Les pluies qui sont tombées en amont récemment devraient en tout cas apporter un peu plus d’eau au fleuve dans les prochains jours.

Comprendre la baisse des eaux de l’Indre – Indre-et-Loire le 22 Août 2009

De nouvelles limitations viennent d’être mises en place face à la baisse du niveau de l’Indre. Un point sur le phénomène s’impose.

Le niveau d’eau et le débit de l’Indre sont exceptionnellement bas cet été, en témoigne le seuil d’alerte récemment franchi. Si la sécheresse est en cause, il ne faut pourtant pas oublier le rôle important des ouvrages construits sur la rivière.

Car ce sont près de 250 moulins et barrages qui parsèment la rivière à l’intérieur du département. Modulant le niveau de l’eau, le fonctionnement et les dysfonctionnements de ces ouvrages expliquent en partie les variations observées sur l’Indre. Ainsi, avant d’être un signe de sécheresse, une crue basse peut avoir été provoquée par l’ouverture d’une vanne, ou une fuite de celle-ci.

Il est donc nécessaire de sensibiliser les propriétaires sur leur responsabilité vis-à-vis du niveau et du débit d’eau, et sur la nécessité d’entretenir leurs installations, la fin de l’été étant la période idéale pour procéder à d’éventuelles réparations. Généralement anciens, leurs mécanismes mis à rude épreuve, les moulins nécessitent une attention régulière.
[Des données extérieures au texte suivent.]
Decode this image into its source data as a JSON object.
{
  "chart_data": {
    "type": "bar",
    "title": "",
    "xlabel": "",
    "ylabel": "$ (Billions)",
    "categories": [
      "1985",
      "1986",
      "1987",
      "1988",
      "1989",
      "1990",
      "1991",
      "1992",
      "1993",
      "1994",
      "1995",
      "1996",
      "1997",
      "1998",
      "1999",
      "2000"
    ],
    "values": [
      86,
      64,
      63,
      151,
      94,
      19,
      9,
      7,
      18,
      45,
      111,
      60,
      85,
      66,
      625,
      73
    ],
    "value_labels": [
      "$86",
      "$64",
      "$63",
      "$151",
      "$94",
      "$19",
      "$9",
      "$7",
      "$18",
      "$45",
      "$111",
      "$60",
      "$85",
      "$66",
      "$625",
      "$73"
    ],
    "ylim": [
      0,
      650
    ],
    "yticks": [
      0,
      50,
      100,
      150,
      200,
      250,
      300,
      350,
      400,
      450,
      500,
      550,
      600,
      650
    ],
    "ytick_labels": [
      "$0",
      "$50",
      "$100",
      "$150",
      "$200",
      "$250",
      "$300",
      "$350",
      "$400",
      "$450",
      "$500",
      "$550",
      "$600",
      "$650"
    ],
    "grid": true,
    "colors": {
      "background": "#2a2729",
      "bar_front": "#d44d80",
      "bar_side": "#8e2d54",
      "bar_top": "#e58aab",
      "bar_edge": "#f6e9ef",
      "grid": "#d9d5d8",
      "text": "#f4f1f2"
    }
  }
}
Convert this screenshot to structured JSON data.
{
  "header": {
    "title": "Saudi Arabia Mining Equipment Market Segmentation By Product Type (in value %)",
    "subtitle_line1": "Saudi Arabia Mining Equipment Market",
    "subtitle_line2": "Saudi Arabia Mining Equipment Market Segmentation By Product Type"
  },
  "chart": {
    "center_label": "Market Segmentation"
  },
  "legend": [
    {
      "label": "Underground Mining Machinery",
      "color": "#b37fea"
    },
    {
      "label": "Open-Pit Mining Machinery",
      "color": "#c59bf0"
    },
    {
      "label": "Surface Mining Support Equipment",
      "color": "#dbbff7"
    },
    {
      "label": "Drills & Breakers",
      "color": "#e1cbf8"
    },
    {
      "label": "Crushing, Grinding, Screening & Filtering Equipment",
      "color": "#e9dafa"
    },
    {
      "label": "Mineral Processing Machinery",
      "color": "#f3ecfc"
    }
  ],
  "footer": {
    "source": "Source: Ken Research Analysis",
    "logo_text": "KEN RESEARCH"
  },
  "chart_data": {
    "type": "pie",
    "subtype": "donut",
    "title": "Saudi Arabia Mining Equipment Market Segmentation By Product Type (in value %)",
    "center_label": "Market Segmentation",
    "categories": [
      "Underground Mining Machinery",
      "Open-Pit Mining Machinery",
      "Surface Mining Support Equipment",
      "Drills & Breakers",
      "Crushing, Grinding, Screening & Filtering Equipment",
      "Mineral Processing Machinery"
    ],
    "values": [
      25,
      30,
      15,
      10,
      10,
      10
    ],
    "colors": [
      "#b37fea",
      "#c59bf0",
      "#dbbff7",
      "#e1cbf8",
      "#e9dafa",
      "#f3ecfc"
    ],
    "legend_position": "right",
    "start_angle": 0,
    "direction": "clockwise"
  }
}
Une question se pose alors : usés, contraignants, ne vaudrait-il mieux pas les détruire ? « C’est au cas par cas, explique David Laurendeau, technicien de rivière sur la vallée de l’Indre. Il ne faut pas accuser trop vite les moulins, ils représentent un véritable patrimoine, et leur action peut être bénéfique pour l’écosystème. » Car en favorisant l’oxygénation de l’eau et en brassant les populations de poissons, la baisse du niveau de la rivière participe à son bon fonctionnement. « Notre volonté, c’est de faire comprendre aux riverains les tenants et aboutissants du fonctionnement de la rivière, encore plus en cette période de vigilance. Il y a la sécheresse, mais elle n’explique pas tout », conclutDavid Laurendeau.